Von Villingen zieht der Trachtenzeichner gewöhnlich nach Schwenningen hinauf, einem großen Dorfe, das schon im Königreich Würtemberg,

In Rottweil
Nach der Natur aufgenommen von Theodor Pixis.

nicht weit von der Quelle des Neckar gelegen ist. Auch hier viele Betriebsamkeit und allerlei Fabriken. Freundlich aufgenommen und verpflegt habe ich da manches Bildchen gezeichnet, was ich aber nicht darbieten will, da ich wohl schon zu viel Raum in Anspruch genommen habe. Doch will ich nicht verschweigen, daß die Mädchen ein schwarzes, enges Käppchen tragen, das einen großen Theil der Stirn bedeckt. Mieder, Jäckchen und der kurze Rock - auch sie sind schwarz; hochroth dagegen die Strümpfe. Ein hochrother Strumpf ist immerdar ein prachtvoller Anblick und hat mein Herz jeder Zeit erfreut, ob er mir nun zu Meran, im Montavon oder in Schwenningen entgegen getreten ist. Uebrigens trifft man hier viele schlanke, schöngebaute Gestalten, und der Anblick eines Kirchgangs an einem sonnigen Sonntag, wie er mir zu Theil wurde, ist eine beneidenswerthe Augenweide.

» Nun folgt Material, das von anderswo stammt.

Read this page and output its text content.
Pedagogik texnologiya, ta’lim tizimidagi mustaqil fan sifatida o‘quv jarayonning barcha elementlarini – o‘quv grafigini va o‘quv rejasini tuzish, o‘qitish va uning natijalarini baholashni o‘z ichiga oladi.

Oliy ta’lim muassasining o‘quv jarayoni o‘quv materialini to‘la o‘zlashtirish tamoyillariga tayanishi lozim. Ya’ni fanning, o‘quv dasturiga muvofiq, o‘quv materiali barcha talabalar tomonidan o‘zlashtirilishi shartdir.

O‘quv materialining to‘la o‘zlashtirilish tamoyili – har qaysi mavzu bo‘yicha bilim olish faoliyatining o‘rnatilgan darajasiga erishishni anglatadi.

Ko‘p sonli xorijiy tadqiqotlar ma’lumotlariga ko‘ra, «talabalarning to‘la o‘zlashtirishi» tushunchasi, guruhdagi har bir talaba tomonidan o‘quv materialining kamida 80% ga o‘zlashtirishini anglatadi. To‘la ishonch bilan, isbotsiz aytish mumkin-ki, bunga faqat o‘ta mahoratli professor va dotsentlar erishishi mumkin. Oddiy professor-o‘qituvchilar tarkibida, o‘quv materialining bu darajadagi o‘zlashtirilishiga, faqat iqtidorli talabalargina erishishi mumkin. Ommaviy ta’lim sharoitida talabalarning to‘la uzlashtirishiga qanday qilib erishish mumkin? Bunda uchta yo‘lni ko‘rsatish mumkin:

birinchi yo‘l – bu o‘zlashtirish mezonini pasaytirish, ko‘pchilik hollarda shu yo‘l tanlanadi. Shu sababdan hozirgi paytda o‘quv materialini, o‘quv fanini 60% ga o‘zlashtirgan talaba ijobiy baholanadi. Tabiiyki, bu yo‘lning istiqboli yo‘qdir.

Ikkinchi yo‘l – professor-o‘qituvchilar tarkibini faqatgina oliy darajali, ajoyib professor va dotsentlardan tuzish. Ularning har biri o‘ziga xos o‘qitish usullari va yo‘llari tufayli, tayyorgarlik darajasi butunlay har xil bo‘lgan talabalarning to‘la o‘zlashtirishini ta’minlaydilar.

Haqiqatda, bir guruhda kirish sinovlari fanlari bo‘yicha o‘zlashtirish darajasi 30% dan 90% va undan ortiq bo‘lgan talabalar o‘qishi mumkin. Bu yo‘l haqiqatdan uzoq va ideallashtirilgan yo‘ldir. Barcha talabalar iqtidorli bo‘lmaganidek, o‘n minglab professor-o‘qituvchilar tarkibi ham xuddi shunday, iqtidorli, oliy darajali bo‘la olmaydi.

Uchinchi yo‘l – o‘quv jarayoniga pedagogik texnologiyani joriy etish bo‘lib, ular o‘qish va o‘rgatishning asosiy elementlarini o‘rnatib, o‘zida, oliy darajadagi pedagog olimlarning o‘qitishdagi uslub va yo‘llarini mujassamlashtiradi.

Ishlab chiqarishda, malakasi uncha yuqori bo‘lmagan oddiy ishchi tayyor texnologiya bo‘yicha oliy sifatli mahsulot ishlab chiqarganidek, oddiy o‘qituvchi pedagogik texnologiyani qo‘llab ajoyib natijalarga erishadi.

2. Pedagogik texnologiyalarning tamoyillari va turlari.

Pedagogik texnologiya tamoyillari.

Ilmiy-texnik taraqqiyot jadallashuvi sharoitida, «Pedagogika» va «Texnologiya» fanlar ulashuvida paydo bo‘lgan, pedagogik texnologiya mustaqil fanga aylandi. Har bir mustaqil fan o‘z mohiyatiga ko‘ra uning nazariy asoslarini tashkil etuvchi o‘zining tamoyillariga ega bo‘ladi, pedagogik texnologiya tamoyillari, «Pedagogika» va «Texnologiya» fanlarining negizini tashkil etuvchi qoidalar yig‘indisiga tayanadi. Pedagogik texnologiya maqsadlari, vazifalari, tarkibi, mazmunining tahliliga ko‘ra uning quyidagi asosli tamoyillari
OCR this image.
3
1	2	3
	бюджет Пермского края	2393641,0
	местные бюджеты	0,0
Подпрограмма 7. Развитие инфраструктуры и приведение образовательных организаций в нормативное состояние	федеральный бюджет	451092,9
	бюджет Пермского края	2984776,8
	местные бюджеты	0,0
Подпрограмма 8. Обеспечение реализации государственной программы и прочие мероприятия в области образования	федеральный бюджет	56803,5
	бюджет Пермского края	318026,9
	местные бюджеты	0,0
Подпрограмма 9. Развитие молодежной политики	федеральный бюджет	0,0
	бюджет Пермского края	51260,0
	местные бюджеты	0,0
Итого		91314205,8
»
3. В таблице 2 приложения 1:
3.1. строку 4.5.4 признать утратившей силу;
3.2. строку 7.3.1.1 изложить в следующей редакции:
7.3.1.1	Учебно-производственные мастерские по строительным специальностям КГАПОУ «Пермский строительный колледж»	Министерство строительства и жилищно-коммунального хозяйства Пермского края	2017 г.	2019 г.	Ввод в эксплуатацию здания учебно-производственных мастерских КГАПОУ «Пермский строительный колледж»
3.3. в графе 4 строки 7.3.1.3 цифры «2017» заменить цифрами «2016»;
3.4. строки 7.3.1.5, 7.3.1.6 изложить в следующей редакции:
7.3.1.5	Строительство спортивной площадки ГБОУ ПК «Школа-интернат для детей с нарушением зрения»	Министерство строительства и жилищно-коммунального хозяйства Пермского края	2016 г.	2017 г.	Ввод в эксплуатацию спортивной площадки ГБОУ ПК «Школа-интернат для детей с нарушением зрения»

Von Schwenningen wandelte ich nach der Stadt Rottweil, welche, mehr berühmt als groß, in einer sehr schönen Gegend liegt. Sie bedeckt eine ziemlich steile Anhöhe am Neckar, der hier noch sehr jung ist, und zählt viele Denkmäler ihrer einstigen Bedeutung. Hier in dieser weiland freien Reichsstadt ward ja des heiligen römischen Reiches kaiserliches Hofgericht aufgeschlagen, und der steinerne Stuhl, auf dem der Hofrichter öffentlich zu Gerichte saß, steht noch unter den alten Linden im Garten des Waisenhauses. Der herrliche Bau der Stadtpfarrkirche schaut weit in's schwäbische Land hinaus. Viele sachkundige Reisende zieht auch der thracische Sänger Orpheus an, ein schönes Mosaik, welches weiland die hier angesiedelten Römer hinterlassen haben. Ein wahrer Genuß ist es, durch die erkerreichen Straßen der Stadt zu schlendern und die mannigfaltige. Bauart der alten Häuser zu betrachten. Stattliche Brunnen erquicken den durstigen Wanderer - eine etwas naive Phrase, da der durstige Wanderer viel lieber in’s Wirthshaus geht, als an den Brunnen. Auch sonst ließe sich noch viel Erhebliches sagen, was ich aber gelehrteren Touristen überlasten will.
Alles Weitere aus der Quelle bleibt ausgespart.